ANIMAL LECTEUR : à dévorer ?
Je ne suis pas un lecteur assidu de comic-strip mais je vais évoquer ici un comic-strip français ma petite dame ! Il s’agit d’Animal Lecteur, une bande produite par Sergio Salma et Libon pour le Journal de Spirou depuis 2006.
Animal Lecteur : des affres de ton libraire BD tu riras…
Pour un hebdomadaire BD avec un historique aussi riche que le Journal de Spirou, il est logique que le lectorat de celui-ci soit en général assez habitué à fréquenter les librairies BD, les festivals ou de croiser d’autres lecteurs de ces illustrés. L’idée de base des auteurs à l’origine d’Animal Lecteur est simple : parler de cet univers auquel ils sont eux-mêmes fréquemment confrontés, celui des professionnels et des fans de BD.
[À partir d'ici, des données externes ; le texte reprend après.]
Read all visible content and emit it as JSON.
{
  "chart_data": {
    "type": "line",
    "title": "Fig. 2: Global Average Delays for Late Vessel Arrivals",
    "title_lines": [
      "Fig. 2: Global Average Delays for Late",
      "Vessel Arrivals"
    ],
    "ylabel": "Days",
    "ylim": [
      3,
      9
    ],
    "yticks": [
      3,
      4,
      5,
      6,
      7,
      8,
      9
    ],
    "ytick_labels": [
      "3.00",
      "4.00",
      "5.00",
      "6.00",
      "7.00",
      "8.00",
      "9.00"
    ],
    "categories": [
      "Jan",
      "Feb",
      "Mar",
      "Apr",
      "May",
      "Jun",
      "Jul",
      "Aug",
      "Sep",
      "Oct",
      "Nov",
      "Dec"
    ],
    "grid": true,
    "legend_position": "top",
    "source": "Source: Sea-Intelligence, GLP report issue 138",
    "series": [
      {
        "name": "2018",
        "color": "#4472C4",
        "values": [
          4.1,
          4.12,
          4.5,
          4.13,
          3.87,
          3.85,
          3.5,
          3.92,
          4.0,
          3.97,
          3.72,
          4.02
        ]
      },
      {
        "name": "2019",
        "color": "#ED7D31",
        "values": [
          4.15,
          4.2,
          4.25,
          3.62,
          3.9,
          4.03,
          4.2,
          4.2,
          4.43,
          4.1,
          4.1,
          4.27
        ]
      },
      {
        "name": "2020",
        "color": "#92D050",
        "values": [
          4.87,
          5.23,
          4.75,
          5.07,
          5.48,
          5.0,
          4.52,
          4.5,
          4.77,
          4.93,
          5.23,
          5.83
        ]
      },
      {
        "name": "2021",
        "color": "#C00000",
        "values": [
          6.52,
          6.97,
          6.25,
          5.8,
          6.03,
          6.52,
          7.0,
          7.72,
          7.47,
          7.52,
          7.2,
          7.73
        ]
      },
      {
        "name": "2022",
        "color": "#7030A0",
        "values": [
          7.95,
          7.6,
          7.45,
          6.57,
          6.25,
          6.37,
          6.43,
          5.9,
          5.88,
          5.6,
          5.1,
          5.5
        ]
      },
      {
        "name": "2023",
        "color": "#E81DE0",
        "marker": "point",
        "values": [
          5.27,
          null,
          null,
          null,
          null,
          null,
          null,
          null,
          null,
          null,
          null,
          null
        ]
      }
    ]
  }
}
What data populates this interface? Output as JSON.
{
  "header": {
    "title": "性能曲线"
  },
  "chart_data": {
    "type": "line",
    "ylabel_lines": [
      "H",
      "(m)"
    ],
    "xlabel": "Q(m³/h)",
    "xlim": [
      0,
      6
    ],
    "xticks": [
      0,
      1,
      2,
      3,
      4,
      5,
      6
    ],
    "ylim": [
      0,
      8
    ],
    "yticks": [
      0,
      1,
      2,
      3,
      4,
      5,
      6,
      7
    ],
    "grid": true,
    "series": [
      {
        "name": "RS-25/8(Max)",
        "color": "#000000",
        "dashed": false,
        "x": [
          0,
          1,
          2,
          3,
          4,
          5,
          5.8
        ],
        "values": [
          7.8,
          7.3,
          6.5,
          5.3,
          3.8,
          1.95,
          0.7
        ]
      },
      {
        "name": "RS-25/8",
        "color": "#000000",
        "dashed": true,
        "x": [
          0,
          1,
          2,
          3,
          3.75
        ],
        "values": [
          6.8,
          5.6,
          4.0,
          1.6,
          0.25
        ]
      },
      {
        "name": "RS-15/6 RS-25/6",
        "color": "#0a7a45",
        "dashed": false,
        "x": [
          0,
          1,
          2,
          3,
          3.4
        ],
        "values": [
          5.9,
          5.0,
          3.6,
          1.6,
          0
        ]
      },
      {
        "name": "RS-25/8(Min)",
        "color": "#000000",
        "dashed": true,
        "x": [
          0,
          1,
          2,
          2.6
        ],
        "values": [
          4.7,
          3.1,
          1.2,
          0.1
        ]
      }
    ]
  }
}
L’idée n’est pas courante même si elle a déjà été expérimentée en partie à travers des séries traitant de rédactions de journaux BD comme le Gaston de Franquin ou la Spirou Dream Team de Yann et Léturgie au sein même du Journal de Spirou. Autre exemple proche : Le Gang Mazda, une série créée en 1987 par Christian Darasse (récemment aux commandes de Tamara) traitant de la vie de son studio de dessin qu’il partageait avec Marc Micheltz (auteur de Kogaratsu) et Bernard Hislaire (créateur de Sambre) et qui s’arrêta en 1996.
… Et un peu de ta propre gueule tu te foutras…
Les gags parlent donc principalement de la vie d’un libraire BD, gérant de BD Boutik, et de ses clients. Salma (scénariste de Mademoiselle Louise, du regretté Geerts) et Libon (auteur de Jacques) ont l’air de bien connaître leur sujet car de nombreuses caractéristiques du monde de la BD sont caricaturées dans ces bandes avec justesse : la quantité de sorties, les séries interminables, les lecteurs fanboys, les complétistes, etc… L’humour fait souvent mouche, car le passionné de BD reconnait très vite que la caricature n’est pas tant forcée que ça et que l’absurdité de certaines des situations illustrées est tout simplement une simple lecture d’évènements courants dans le petit monde du lecteur ou du libraire BD.
Dans la forme, ces strips sont présentés à la verticale, en 3 à 6 cases suivant les cas, et souvent avec un fond coloré généralement marron ou kaki. Le dessin de Libon peut rebuter sans doute, plus dans la veine Fluide Glacial ou le regretté Psykopat que Spirou en fait, mais c’est régulier et on s’y fait très vite. Pendant quelques temps, le strip s’émancipe de ce format lors de numéros spéciaux pour occuper des pages entières du Journal de Spirou avec de réelles planches complètes. Ces histoires seront ensuite réunies dans le 5e album de la série.
Le fond reste intact et le changement de sens de lecture importe peu. Il faut cependant avouer que si l’on n’a aucune affinité avec le monde de la BD, dans le sens “fanboy” du terme, et que l’on ne fréquente que très rarement boutiques spécialisées ou festivals, certains gags tomberont à plat, les références nécessaires étant absentes. On pourra toutefois saluer l’idée de dépeindre assez fidèlement auprès de ce public là une certaine réalité du monde commercial de la BD, que ce soit du côté revendeur ou de celui du “client”. Cette peinture est tellement fidèle qu’elle prendra même une tournure un peu triste dans le dernier recueil quant à la destinée de ce marché.
…Dans cette amusante série que voilà !
Cette petite série qui a occupé les pages chaque semaine du Journal de Spirou à partir de 2006 n’a débuté sa carrière en album chez Dupuis qu’en mai 2010 avec un 1e recueil au format original (en gros un demi-A4… mais sur la hauteur) intitulé “Ca va cartonner”. Ces volumes, aux titres humoristiques également (on savourera aussi la référence – comparaison ? – de l’Animal Lecteur au célèbre personnage d’Hannibal Lecter), reprennent environ 90 bandes, un peu dans le désordre mais c’est sans importance. La série a un total de 7 albums avec le 5e au format de BD franco-belge plus classique comme je le disais plus haut. La série semble désormais plus compliquée à trouver sur les rayonnages à moins que notre cher libraire en ait dans son stock ?!